Fellowship from March to June 2011.
Research project: The ‘social question’ in European constitutionalism
Within the field of normative constitutional theory, the project attempts to restore an understanding of constitutionalism that opposes the radical separation between the social and political (that is, the question of social needs, welfare and poverty on the one hand, and the question of political ‘freedom’ on the other) and sees continuity rather than separation with constitutionalism providing a political register to ‘answer’ the social question . To argue this, the work to be undertaken in the Institute will form (the middle) part of a book that aims: (i) to criticise the dominant new forms of constitutional pluralism understood as advancing the free circulation of ‘constitutional goods’; (ii) to attempt an understanding of what it means to address the social question in political terms, with a special emphasis on labour. In this context, the project’s research hypothesis is whether the notion of constitutionalisation, with a special emphasis on labour, might return us to a political understanding of the ‘social question’.
Biographical elements:
Emilios Christodoulidis joined the Law School at Glasgow in 2006. Prior to that he taught at the University of Edinburgh.

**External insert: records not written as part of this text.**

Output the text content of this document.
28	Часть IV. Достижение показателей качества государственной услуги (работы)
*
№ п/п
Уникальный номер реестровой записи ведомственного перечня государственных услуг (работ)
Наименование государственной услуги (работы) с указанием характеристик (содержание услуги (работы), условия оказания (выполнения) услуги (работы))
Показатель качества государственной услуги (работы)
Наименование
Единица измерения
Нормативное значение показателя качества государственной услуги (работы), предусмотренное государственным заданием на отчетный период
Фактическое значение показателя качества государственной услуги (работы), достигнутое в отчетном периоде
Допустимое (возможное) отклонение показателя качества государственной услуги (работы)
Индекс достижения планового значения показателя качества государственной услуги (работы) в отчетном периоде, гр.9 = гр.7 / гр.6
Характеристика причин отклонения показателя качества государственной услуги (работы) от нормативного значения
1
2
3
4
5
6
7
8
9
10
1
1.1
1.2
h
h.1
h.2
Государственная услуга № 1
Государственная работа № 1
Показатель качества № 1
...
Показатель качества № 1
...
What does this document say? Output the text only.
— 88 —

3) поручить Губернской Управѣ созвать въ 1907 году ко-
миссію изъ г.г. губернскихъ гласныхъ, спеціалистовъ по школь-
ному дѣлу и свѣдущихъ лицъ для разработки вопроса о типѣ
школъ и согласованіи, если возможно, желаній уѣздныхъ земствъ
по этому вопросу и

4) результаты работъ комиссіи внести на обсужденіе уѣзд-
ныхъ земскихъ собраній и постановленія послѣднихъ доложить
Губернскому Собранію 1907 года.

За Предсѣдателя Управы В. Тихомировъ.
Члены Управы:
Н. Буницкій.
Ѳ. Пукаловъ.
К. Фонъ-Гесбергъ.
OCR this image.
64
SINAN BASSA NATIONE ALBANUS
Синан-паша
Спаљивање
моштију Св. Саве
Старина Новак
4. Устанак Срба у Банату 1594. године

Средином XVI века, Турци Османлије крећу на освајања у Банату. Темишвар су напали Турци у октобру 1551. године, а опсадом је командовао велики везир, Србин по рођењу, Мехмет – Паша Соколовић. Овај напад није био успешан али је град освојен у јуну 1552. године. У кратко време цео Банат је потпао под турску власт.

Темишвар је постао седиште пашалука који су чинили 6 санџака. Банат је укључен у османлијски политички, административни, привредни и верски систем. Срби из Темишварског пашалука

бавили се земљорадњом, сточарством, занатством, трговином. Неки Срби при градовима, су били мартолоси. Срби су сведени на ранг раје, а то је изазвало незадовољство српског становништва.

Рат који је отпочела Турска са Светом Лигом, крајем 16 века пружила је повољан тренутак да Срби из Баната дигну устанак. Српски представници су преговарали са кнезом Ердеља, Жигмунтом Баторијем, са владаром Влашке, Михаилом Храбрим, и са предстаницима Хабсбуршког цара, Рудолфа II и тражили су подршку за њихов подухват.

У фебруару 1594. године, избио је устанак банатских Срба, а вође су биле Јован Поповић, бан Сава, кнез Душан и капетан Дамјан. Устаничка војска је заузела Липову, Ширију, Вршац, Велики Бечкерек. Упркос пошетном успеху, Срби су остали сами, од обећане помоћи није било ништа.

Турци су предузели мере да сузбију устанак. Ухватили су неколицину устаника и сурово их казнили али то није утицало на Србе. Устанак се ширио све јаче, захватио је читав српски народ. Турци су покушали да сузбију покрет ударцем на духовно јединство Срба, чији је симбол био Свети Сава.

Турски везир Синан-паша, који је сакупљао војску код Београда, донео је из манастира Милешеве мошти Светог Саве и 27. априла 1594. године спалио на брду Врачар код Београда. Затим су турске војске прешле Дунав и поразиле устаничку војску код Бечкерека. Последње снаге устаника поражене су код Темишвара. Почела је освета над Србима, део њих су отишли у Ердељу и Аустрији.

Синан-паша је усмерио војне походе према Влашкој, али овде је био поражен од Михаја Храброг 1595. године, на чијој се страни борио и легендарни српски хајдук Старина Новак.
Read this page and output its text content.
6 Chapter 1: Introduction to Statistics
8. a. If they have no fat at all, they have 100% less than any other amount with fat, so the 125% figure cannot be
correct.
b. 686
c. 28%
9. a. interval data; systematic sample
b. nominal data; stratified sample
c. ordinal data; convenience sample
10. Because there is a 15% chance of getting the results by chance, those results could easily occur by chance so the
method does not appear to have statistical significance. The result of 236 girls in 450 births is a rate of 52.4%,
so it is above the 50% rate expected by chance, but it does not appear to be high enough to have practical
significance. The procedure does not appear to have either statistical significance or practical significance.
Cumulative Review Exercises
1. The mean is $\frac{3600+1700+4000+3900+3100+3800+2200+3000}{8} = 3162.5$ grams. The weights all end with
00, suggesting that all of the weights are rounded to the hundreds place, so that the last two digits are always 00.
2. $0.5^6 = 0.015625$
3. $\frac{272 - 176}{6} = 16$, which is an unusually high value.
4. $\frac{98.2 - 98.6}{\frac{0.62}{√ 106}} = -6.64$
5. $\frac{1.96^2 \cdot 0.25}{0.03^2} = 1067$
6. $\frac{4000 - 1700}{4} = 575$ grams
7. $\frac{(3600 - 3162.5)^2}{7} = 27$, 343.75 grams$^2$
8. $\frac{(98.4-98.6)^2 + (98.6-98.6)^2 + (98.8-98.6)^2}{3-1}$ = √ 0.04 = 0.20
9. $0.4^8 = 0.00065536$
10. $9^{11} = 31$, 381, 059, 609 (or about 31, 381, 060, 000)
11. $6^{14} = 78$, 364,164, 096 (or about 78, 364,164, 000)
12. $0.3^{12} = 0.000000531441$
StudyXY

He holds degrees from the Universities of Athens and Edinburgh. His interests lie mainly in the area of the philosophy and sociology of law and in constitutional theory. He is author of many articles and his book Law and Reflexive Politics won the European Award for Legal Theory in 1996 and the 1998 SPTL Prize for ’Outstanding Legal Scholarship’. He was visiting Professor at the European Academy for Legal Theory in Brussels between 1996 and 1998. In June/July 2002 he gave the seventh series of the KOBE lectures in Japan.